A white bunkbed with a grey mattress and two folded blue and beige towels sits across from another white bunkbed with orange bedding.
Yasin Ozturk
/
Anadolu Agency via Getty Images

In 2018, the Ninth Circuit Court of Appeals ruled against the city of Boise and said it couldn’t ban camping or sleeping on public property in the judicial district.

Grants Pass, Oregon appealed the case to the Supreme Court who in a 6-3 ruling decided in favor of the city to ban the use of blankets and pillows while sleeping outside.

Interfaith Sanctuary Executive Director Jodi Peterson-Stigers says she wasn’t shocked by the Supreme Court’s decision, but she was still heartbroken.

“How is that a solution?
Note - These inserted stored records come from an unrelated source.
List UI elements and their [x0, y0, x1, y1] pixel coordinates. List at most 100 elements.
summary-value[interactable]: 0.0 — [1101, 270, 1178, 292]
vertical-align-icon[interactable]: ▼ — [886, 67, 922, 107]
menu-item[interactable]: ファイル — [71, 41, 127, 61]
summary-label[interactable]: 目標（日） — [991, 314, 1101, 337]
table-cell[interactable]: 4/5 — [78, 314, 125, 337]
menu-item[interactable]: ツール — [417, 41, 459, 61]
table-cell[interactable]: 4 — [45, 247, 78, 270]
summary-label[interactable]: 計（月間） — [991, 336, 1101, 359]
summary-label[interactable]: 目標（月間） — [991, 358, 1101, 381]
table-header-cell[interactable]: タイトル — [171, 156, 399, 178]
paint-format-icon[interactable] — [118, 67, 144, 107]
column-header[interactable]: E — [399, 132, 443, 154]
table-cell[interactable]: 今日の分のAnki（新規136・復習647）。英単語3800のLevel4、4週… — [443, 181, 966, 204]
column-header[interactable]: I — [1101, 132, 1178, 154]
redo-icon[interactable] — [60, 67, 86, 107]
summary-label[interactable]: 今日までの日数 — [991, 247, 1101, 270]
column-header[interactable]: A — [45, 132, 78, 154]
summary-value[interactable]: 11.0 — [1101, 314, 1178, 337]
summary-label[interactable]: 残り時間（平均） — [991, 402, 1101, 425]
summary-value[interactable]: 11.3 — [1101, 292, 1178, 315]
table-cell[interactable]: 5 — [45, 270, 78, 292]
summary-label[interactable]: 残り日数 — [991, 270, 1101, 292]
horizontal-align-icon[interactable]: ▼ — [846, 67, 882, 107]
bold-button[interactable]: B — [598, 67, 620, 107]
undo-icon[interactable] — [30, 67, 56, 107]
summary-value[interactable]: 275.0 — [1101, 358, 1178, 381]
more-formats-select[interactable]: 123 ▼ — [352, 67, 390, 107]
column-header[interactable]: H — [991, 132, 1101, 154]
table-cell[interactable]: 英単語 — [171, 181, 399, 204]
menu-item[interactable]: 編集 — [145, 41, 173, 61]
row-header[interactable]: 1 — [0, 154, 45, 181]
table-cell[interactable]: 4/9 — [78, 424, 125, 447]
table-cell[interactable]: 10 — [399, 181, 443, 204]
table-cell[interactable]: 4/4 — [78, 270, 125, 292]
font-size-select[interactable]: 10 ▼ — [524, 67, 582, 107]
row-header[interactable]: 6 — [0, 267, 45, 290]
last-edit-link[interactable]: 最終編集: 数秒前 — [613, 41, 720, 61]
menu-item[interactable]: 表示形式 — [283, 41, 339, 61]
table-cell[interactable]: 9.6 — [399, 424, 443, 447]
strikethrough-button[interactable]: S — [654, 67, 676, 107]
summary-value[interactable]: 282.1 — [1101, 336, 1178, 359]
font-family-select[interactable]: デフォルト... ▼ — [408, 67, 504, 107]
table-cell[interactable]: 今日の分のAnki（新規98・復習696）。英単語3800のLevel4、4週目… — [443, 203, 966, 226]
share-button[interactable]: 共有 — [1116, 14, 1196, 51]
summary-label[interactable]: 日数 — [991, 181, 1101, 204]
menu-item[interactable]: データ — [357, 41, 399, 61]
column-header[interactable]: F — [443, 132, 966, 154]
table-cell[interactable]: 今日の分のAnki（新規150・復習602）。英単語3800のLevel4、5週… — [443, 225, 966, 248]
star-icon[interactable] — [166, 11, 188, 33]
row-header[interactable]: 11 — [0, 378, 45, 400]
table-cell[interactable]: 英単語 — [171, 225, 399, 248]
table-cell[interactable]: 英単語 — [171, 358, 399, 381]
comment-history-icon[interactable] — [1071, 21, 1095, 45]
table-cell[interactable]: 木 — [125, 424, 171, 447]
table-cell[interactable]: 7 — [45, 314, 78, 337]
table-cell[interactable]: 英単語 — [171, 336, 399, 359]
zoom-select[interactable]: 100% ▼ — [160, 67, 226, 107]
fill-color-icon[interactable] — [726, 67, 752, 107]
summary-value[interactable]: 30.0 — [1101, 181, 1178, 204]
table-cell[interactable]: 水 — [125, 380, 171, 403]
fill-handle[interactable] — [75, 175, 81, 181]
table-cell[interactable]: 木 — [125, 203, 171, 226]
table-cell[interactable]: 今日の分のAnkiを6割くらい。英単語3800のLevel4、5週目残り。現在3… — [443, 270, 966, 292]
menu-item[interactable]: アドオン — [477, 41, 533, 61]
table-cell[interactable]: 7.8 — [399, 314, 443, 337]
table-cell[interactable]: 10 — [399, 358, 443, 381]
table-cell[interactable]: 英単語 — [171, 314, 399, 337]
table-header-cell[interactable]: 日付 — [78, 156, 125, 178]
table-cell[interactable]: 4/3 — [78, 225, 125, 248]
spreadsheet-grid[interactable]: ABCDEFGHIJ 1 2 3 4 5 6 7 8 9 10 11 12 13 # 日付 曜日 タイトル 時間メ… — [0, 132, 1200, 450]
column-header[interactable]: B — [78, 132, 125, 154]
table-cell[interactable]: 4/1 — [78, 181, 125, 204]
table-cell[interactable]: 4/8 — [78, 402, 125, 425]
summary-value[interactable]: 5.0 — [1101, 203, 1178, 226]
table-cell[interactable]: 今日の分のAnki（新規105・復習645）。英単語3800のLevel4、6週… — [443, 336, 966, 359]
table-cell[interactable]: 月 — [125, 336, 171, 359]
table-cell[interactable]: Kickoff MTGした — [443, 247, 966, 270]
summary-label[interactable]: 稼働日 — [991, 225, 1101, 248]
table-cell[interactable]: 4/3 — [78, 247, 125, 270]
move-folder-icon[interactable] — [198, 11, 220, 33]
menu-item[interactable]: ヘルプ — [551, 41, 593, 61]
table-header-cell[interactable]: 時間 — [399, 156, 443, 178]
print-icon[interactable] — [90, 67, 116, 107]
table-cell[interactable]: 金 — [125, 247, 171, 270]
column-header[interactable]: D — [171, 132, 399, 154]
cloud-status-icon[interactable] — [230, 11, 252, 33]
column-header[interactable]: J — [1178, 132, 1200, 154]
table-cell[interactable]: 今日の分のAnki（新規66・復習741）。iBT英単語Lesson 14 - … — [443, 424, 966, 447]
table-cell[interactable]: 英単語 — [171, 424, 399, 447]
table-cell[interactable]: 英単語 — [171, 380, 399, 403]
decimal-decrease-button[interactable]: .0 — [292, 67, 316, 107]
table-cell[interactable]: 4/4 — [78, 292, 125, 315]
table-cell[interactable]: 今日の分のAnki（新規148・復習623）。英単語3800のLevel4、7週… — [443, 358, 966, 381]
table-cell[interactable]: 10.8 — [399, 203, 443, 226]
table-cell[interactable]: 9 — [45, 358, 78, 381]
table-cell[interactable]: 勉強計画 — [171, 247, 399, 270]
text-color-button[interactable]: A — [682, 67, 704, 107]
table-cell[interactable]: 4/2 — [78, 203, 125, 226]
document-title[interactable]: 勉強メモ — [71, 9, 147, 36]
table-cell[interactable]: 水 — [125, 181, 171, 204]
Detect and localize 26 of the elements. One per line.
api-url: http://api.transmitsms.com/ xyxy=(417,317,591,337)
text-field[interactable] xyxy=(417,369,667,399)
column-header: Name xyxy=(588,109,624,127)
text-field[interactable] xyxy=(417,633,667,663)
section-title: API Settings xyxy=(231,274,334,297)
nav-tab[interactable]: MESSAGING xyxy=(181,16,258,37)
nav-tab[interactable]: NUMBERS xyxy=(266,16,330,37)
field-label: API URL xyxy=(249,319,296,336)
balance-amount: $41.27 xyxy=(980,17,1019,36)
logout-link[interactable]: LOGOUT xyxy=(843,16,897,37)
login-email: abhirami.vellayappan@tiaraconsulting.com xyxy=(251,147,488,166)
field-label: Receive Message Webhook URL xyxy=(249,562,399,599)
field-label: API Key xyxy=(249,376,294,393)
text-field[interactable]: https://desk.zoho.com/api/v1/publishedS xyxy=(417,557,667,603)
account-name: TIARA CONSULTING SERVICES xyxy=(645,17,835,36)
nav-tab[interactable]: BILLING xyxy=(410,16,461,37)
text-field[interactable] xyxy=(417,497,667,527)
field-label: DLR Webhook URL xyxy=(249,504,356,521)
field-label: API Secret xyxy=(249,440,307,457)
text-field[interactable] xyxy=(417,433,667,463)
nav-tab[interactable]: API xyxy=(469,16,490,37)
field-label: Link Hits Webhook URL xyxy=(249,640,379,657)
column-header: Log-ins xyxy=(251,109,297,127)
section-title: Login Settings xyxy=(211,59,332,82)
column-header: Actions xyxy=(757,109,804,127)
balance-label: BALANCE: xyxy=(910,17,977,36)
In what world is that solving homelessness, and caring about people in our community that oftentimes, for no wrongdoing on their behalf, they find themselves homeless?” Peterson-Stigers said in an interview.

Boise Mayor Lauren McLean responded to the decision in a statement saying that “criminalizing homelessness has never, and will never, solve the problems associated with homelessness.”

Local homeless shelters like Interfaith Sanctuary say they will continue to offer shelter and support to homeless individuals, but stressed the ruling only adds pressure to an already-overwhelmed system.